1. A processing method of a tube head structure, comprising the following steps: Step 1, a tube body sleeves a core rod;Step 2, an upper mold is pressed downward towards the core rod; when the upper mold is pressed downward, an upper end of the tube body is pressed and bends inwardly; after the upper mold finishes its downward pressing process, a tube head shaped cavity is formed between the upper mold, the tube body and the core rod; and a tip of the upper end of the tube body is not in contact with an opposite surface of the upper mold and an opposite surface of the core rod;Step 3, injection molding material of a tube head is injected into the tube head shaped cavity, and the upper mold is opened after the injection molding material cools down and solidifies, thereby completing the injection molding of the tube head.

2. The processing method of claim 1, wherein in step 1, a shoulder position of the core rod is circumferentially provided with a recessed slot; when viewing in a cross-sectional manner, the recessed slot comprises a step provided on a peripheral surface of the core rod, a cut-away portion formed at an upper shoulder position of the core rod, and an arc-shaped surface connecting the step and the cut-away portion.
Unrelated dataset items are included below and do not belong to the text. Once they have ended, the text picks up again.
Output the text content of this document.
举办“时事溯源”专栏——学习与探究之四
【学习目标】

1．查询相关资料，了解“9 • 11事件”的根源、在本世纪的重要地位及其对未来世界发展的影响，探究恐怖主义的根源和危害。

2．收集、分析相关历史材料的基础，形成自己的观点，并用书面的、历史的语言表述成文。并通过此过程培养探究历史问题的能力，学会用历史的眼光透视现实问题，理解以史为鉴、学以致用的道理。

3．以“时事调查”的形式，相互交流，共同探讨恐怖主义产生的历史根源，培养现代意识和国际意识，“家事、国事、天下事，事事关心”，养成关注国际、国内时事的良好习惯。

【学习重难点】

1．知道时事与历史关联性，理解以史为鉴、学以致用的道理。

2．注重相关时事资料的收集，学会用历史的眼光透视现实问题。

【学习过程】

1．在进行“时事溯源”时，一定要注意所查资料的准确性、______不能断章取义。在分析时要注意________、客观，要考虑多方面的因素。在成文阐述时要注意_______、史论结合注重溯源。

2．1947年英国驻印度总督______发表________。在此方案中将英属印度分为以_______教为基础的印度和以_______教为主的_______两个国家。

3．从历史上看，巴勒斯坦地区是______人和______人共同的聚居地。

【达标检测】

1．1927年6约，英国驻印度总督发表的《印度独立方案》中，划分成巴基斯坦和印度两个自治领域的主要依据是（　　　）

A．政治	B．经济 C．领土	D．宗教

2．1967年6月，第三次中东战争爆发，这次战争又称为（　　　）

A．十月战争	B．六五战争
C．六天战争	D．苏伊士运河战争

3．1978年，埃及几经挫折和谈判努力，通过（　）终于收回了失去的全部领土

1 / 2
3. The processing method of claim 1, wherein in step 2, a first arcuate surface and a second arcuate surface is formed in an inner surface of a shoulder position of the upper mold; a lower edge of the first arcuate surface is connected to an upper edge of the second arcuate surface; when the upper mold is pressed downward, the upper end of the tube body is in contact with the second arcuate surface and moves on the second arcuate surface, such that the upper end of the tube body bends inwardly and a gap is created between the tip of the upper end of the tube body and the first arcuate surface; the injection molding material of the tube head is then injected into the gap between the tip of the upper end of the tube body and the first arcuate surface in step 3.

4. The processing method of claim 1, wherein in step 1, a shaft is inserted into a top surface of the core rod; the shaft is located at a center line of the tube head shaped cavity, and is used to form a through hole on the tube head.

5. The processing method of claim 4, wherein an upper end and a lower end of the shaft are respectively embedded in the upper mold and the core rod after the upper mold has finished its pressing process downwardly towards the core rod.

6. A tube head structure, comprising a tube body, and a tube head formed on an upper end of the tube body by overmolding; a shoulder position of the tube head protrudes to form an outer wrapping edge and an inner wrapping edge; the outer wrapping edge is positioned above the inner wrapping edge; the outer wrapping edge and the inner wrapping edge are spaced apart by a gap; the upper end of the tube body bends inwardly; the outer wrapping edge and the inner wrapping edge are adhered to an outer surface and an inner surface of the upper end of the tube body respectively by overmolding.

7. The tube head structure of claim 6, wherein an annular protrusion is provided on an inner surface of the shoulder position of the tube head, and the inner wrapping edge extends from a lower edge of the annular protrusion.

8. The tube head structure of claim 6, wherein the tube body comprises a tube made of environmentally-friendly paper, and also comprises an inner protective layer and an outer protective layer respectively attached to an inner surface and an outer surface of the tube.

9. The tube head structure of claim 8, wherein each of the inner protection layer and the outer protection layer comprises at least one layer of plastic film or aluminum foil.

10. The tube head structure of claim 6, wherein an outer periphery of the tube head is provided with external threads, ridges, or straight tracks.

11. The tube head structure of claim 6, wherein a top surface of the tube head is provided with at least one through hole.